FOXBOROUGH, Mass. -- The Patriots are an unpredictable bunch on offense, with the ability to wear down a defense both through the air and on the ground.

The running game, which has improved dramatically in 2012, has featured four separate players who each seem to bring something different to the table. While Stevan Ridley has become the primary workhorse, it's a guessing game to project who will earn the first carry each week, as the Patriots have shuffled the starter on a weekly basis.

Running backs coach Ivan Fears told reporters last week that the process of deciding who will be in the game on the first play and series lasts right up until the offense takes the field.
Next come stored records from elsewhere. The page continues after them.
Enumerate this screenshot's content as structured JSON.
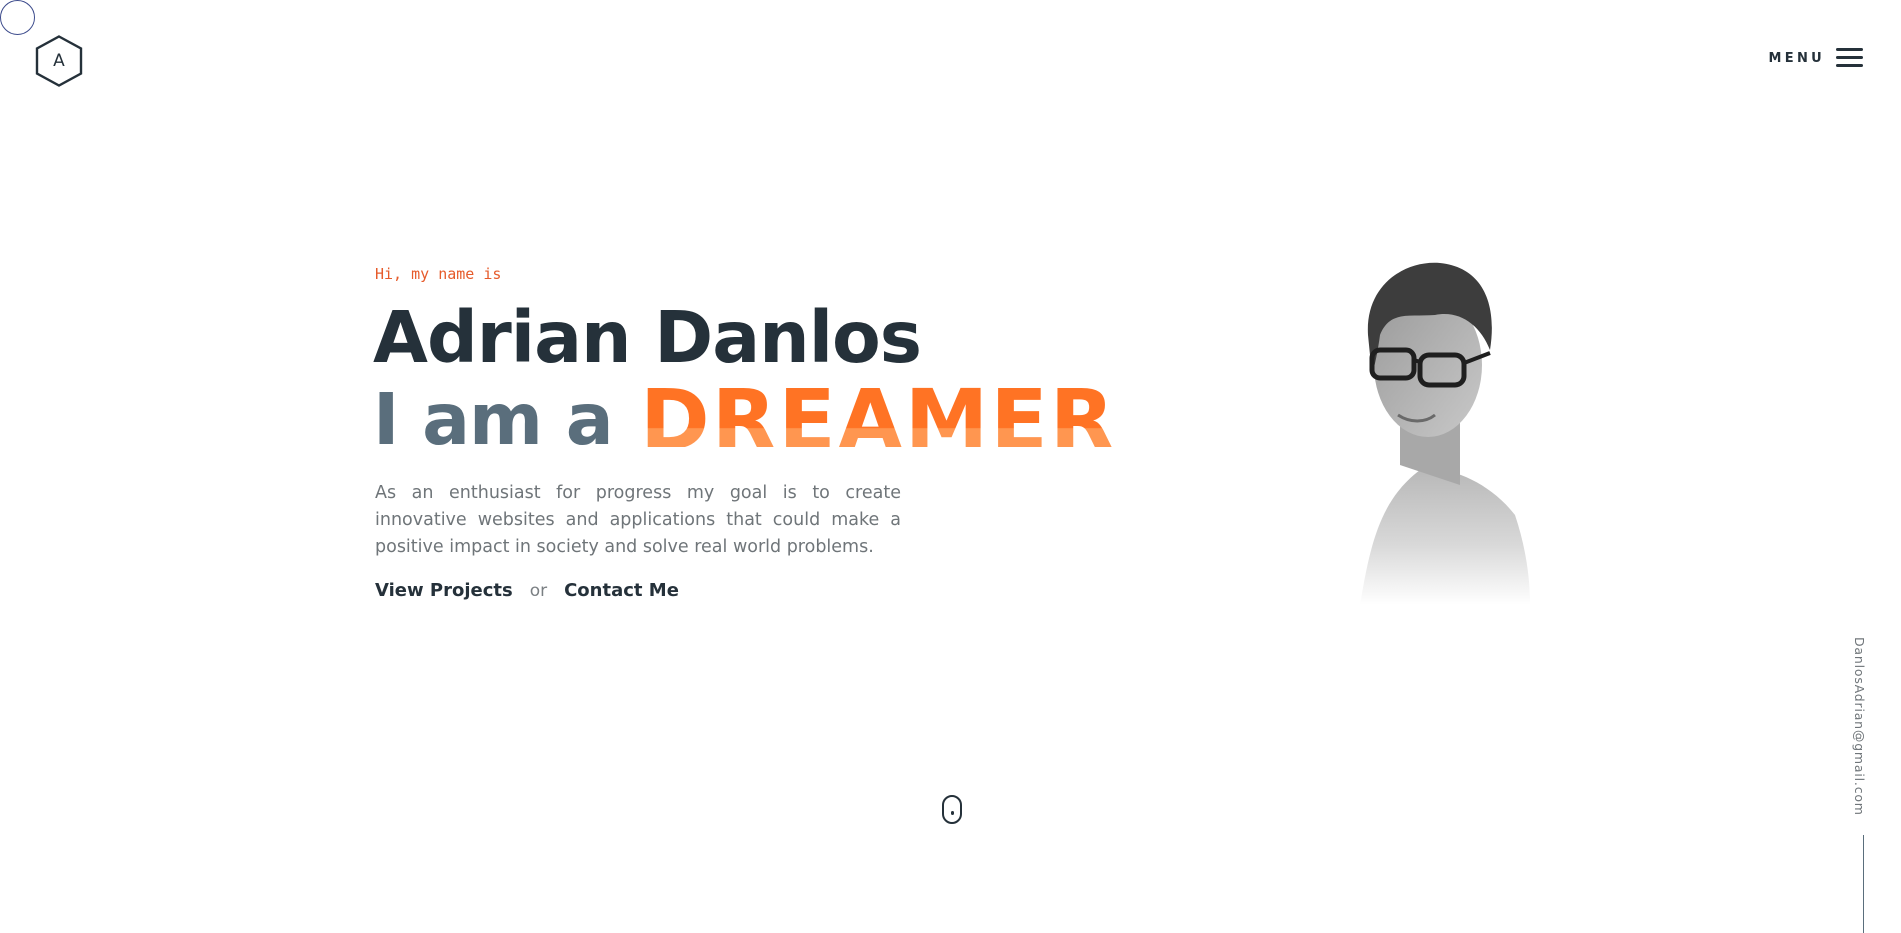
{
  "header": {
    "logo_letter": "A",
    "menu_label": "MENU"
  },
  "hero": {
    "greeting": "Hi, my name is",
    "name": "Adrian Danlos",
    "iam_prefix": "I am a",
    "role": "DREAMER",
    "description": "As an enthusiast for progress my goal is to create innovative websites and applications that could make a positive impact in society and solve real world problems.",
    "view_projects_label": "View Projects",
    "or_label": "or",
    "contact_label": "Contact Me"
  },
  "sidebar": {
    "email": "DanlosAdrian@gmail.com"
  },
  "colors": {
    "dark": "#25313a",
    "slate": "#5a6e7c",
    "accent": "#ff7324",
    "greeting": "#e65b2b"
  },
  "icons": {
    "logo": "hexagon-logo-icon",
    "menu": "hamburger-icon",
    "scroll": "scroll-mouse-icon"
  }
}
"When we game-plan, we practice a certain way, and we go right up until the beginning of the game," he said. "Before the coin toss, we're still talking about what we're going to do and how we want to play this game. And Josh [McDaniels] finally makes a decision of what calls he wants to go with, and that usually sort of dictates who is going into the game."

Fears said that each of his running backs has to be prepared for his own role -- starter or not -- but also to fill the role of a running back counterpart.
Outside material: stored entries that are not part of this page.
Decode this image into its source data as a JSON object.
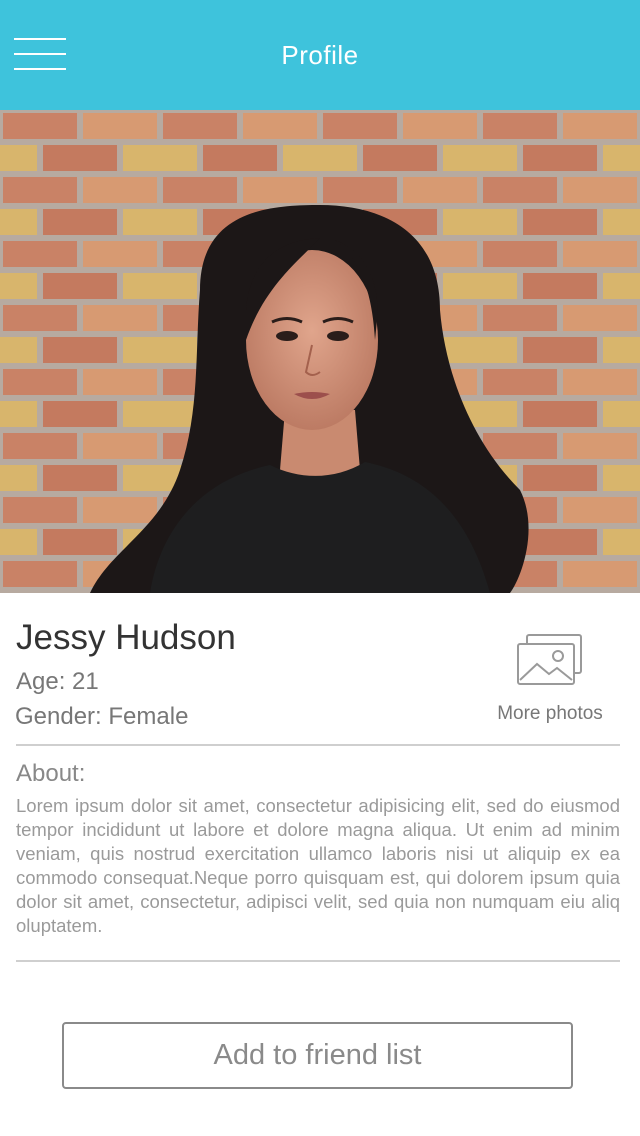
{
  "header": {
    "title": "Profile",
    "menu_icon": "hamburger-menu-icon",
    "background_color": "#3ec3dc"
  },
  "profile": {
    "photo_description_icon": "profile-photo",
    "name": "Jessy Hudson",
    "age": "Age: 21",
    "gender": "Gender: Female",
    "more_photos": {
      "icon": "image-gallery-icon",
      "label": "More photos"
    }
  },
  "about": {
    "heading": "About:",
    "text": "Lorem ipsum dolor sit amet, consectetur adipisicing elit, sed do eiusmod tempor incididunt ut labore et dolore magna aliqua. Ut enim ad minim veniam, quis nostrud exercitation ullamco laboris nisi ut aliquip ex ea commodo consequat.Neque porro quisquam est, qui dolorem ipsum quia dolor sit amet, consectetur, adipisci velit, sed quia non numquam eiu aliq oluptatem."
  },
  "actions": {
    "add_friend_label": "Add to friend list"
  }
}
"Everybody has a role, everybody has a role," Fears noted. "Everybody else has got to back up everybody else, because you can get an injury, and somebody's got to be able to take over that role. Everybody's got to be able to do everything, but just like everybody has strong suits, you try to take advantage of their strong suits. You try to do what that guy does best, and that's what you do."
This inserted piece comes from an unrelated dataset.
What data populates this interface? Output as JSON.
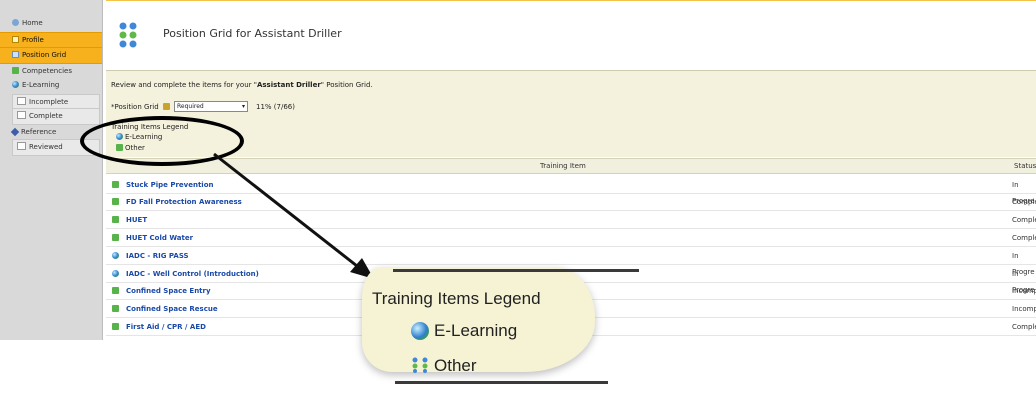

Unlike seasons past, the Patriots don't feature a running back with double-digit seasons worth of experience, rendering it a fairly young group in comparison. But Fears said he still has his veteran presence in the running back meeting room, and it's Danny Woodhead.

"Woody's my veteran. He's my veteran," he said. "He keeps everything going in that room, and keeps the guys in tune, shows them how it goes, and how to be a professional athlete. That's my big dog right there, he's the boss in the room there. I think it helps to have some senior leadership, a veteran guy.

"Young guys coming in, this is a different game. This is not the college game, this is a different game. It helps to have somebody around, and you've got to remember, Stevan and Shane [Vereen] were both here with Kevin [Faulk] and those guys last year, so they got a chance to learn from those guys on the little things about being a professional athlete."

The coach said learning about the nuances of the game off-the-field from the veterans is pivotal for young backs.

"That's what it all about. How you've got to take care of your body, all the things that are important off the field," he continued. "None of those guys has a problem on the field. They practice, they play hard. It's the little things they do off the field that makes them successful, that gives them a chance for longevity in the league. Those are the things that they learn from the veteran guys."